Это трудное время, когда надо выживать. Кормить семью, ставить на ноги детей. А для этого ежедневно писать статьи-однодневки для прожорливой прессы. То есть сжигать себя в самим собой исчерпывающемся символическом обмене.

Профпригодность не только способствует выживанию. Она еще становится почти непреодолимым препятствием на пути к самореализации, если ты не связываешь самореализацию с растиражированностью и трескучей известностью, а испытываешь тягу к затратным занятиям поэтикой, на которую попросту не остается времени. И все это сопровождается чувством, как песок сквозь пальцы, напрасно уходящего времени. Вот где в полной мере дает о себе знать разводка профессионализма.

Возможно, это одна из причин, почему Сергей Строкань чувствует себя не совсем своим даже внутри того спектра институциональности, который обеспечивает ему средства к существованию. И даже видит себя его жертвой:

Как цепок, однако, сей град
                                  пустомель, сумасбродов, сутяг,
сей град властолюбцев, громадой своей
не похожий совсем на хрустальную Ниццу.
Застрянешь в его почерневших от крови когтях —
как мелкий грызун, остановленный хищною птицей.
Могучие крылья раскрыл кривоклювый гранит,
тяжелою тенью расплющив легко полуночные строфы,
о, как я ошибся, поверив, что он никогда не взлетит —
он взмыл над землей, и зияющий страх катастрофы
нутро обрывает – вот так скорлупу покидает
сырое яйцо,
ломается мертвая кость или бьется стеклянная тара —
земля, разрастаясь в подробностях страшных,
несется в лицо,
я падаю, но никогда не услышу удара…

Кто остался жив в 90-х, а потом в нулевых, – «не услышал удара». Но так было далеко не со всеми. Литературный ландшафт стремительно менялся. Перестали писать Александр Еременко и Иван Жданов, умер Алексей Парщиков. А еще раньше не стало Нины Искренко. Этот список тоже можно было бы продолжить многими достаточно известными именами.

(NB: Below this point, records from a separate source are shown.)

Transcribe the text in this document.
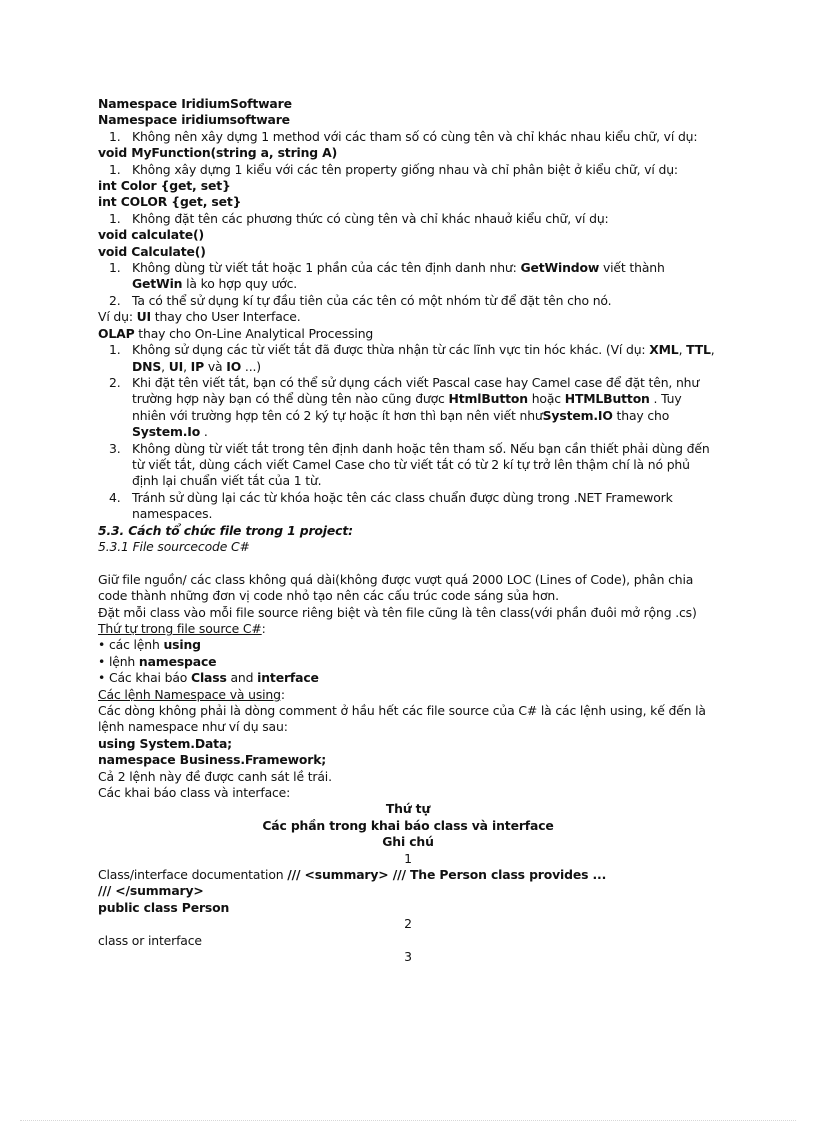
Namespace IridiumSoftware
Namespace iridiumsoftware
1. Không nên xây dựng 1 method với các tham số có cùng tên và chỉ khác nhau kiểu chữ, ví dụ:
void MyFunction(string a, string A)
1. Không xây dựng 1 kiểu với các tên property giống nhau và chỉ phân biệt ở kiểu chữ, ví dụ:
int Color {get, set}
int COLOR {get, set}
1. Không đặt tên các phương thức có cùng tên và chỉ khác nhauở kiểu chữ, ví dụ:
void calculate()
void Calculate()
1. Không dùng từ viết tắt hoặc 1 phần của các tên định danh như: GetWindow viết thành GetWin là ko hợp quy ước.
2. Ta có thể sử dụng kí tự đầu tiên của các tên có một nhóm từ để đặt tên cho nó.
Ví dụ: UI thay cho User Interface.
OLAP thay cho On-Line Analytical Processing
1. Không sử dụng các từ viết tắt đã được thừa nhận từ các lĩnh vực tin hóc khác. (Ví dụ: XML, TTL, DNS, UI, IP và IO ...)
2. Khi đặt tên viết tắt, bạn có thể sử dụng cách viết Pascal case hay Camel case để đặt tên, như trường hợp này bạn có thể dùng tên nào cũng được HtmlButton hoặc HTMLButton . Tuy nhiên với trường hợp tên có 2 ký tự hoặc ít hơn thì bạn nên viết nhưSystem.IO thay cho System.Io .
3. Không dùng từ viết tắt trong tên định danh hoặc tên tham số. Nếu bạn cần thiết phải dùng đến từ viết tắt, dùng cách viết Camel Case cho từ viết tắt có từ 2 kí tự trở lên thậm chí là nó phủ định lại chuẩn viết tắt của 1 từ.
4. Tránh sử dùng lại các từ khóa hoặc tên các class chuẩn được dùng trong .NET Framework namespaces.
5.3. Cách tổ chức file trong 1 project:
5.3.1 File sourcecode C#
Giữ file nguồn/ các class không quá dài(không được vượt quá 2000 LOC (Lines of Code), phân chia code thành những đơn vị code nhỏ tạo nên các cấu trúc code sáng sủa hơn.
Đặt mỗi class vào mỗi file source riêng biệt và tên file cũng là tên class(với phần đuôi mở rộng .cs)
Thứ tự trong file source C#:
• các lệnh using
• lệnh namespace
• Các khai báo Class and interface
Các lệnh Namespace và using:
Các dòng không phải là dòng comment ở hầu hết các file source của C# là các lệnh using, kế đến là lệnh namespace như ví dụ sau:
using System.Data;
namespace Business.Framework;
Cả 2 lệnh này đề được canh sát lề trái.
Các khai báo class và interface:
Thứ tự
Các phần trong khai báo class và interface
Ghi chú
1
Class/interface documentation /// <summary> /// The Person class provides ...
/// </summary>
public class Person
2
class or interface
3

И лирический герой стихотворения «Супермаркет» бродит, как в морге, среди прилавков, на которых выложены товары, отдающие мертвечиной:

Если пища мертва, то ее неприступны останки,
тронешь сэндвич холодный глазами – и ты уже сыт,
в перерезанном горле безжизненной белой буханки,
словно твердая кровь, застревает полоска сухой колбасы.
Узкогорлая ваза, в которой задушены тихо
побеги восторга,
пересеянной влагой давно подавила восстанье слюны,
чтобы ты холодел у витрин продуктового морга,
подбирая покойника с яркою биркой цены.
Если эти хлеба рождены не божественным жестом,
и элитные вина не взмах над пустыней пролил,
то тебе не уйти от суфлера сферической жести,
от нелетного времени с тяжестью свинченных крыл.

Какую же цель может преследовать автор, обремененный «тяжестью свинченных крыл», если большую часть творческого потенциала пожирает непроглядная утилитарность профессиональной деятельности? Что, помимо привычки, может стоять за многолетней потребностью писать стихи? Не часто, от случая к случаю. Теряя свои позиции в общем художественном производстве, но сохраняя при этом ностальгию и потребность участия в таковом и этим создавая себе проблемы в плане профессиональной идентичности.

Является ли это только противоречием и неизжитым рудиментом юношеского романтизма. Или же в этом есть своя конкретная стратегия. Может быть, не та, которую некто программирует и выстраивает для себя, а которая сама программирует и выстраивает его литературную судьбу.

Трудно не согласиться, что современная литература как составляющая всей деградирующей гиперреальности больше не способна претендовать на управление собственными процессами. Дело даже не в том, что изменился ее ландшафт. Но, что гораздо существенней, само ее место в окружающей действительности скукожилось до минимума.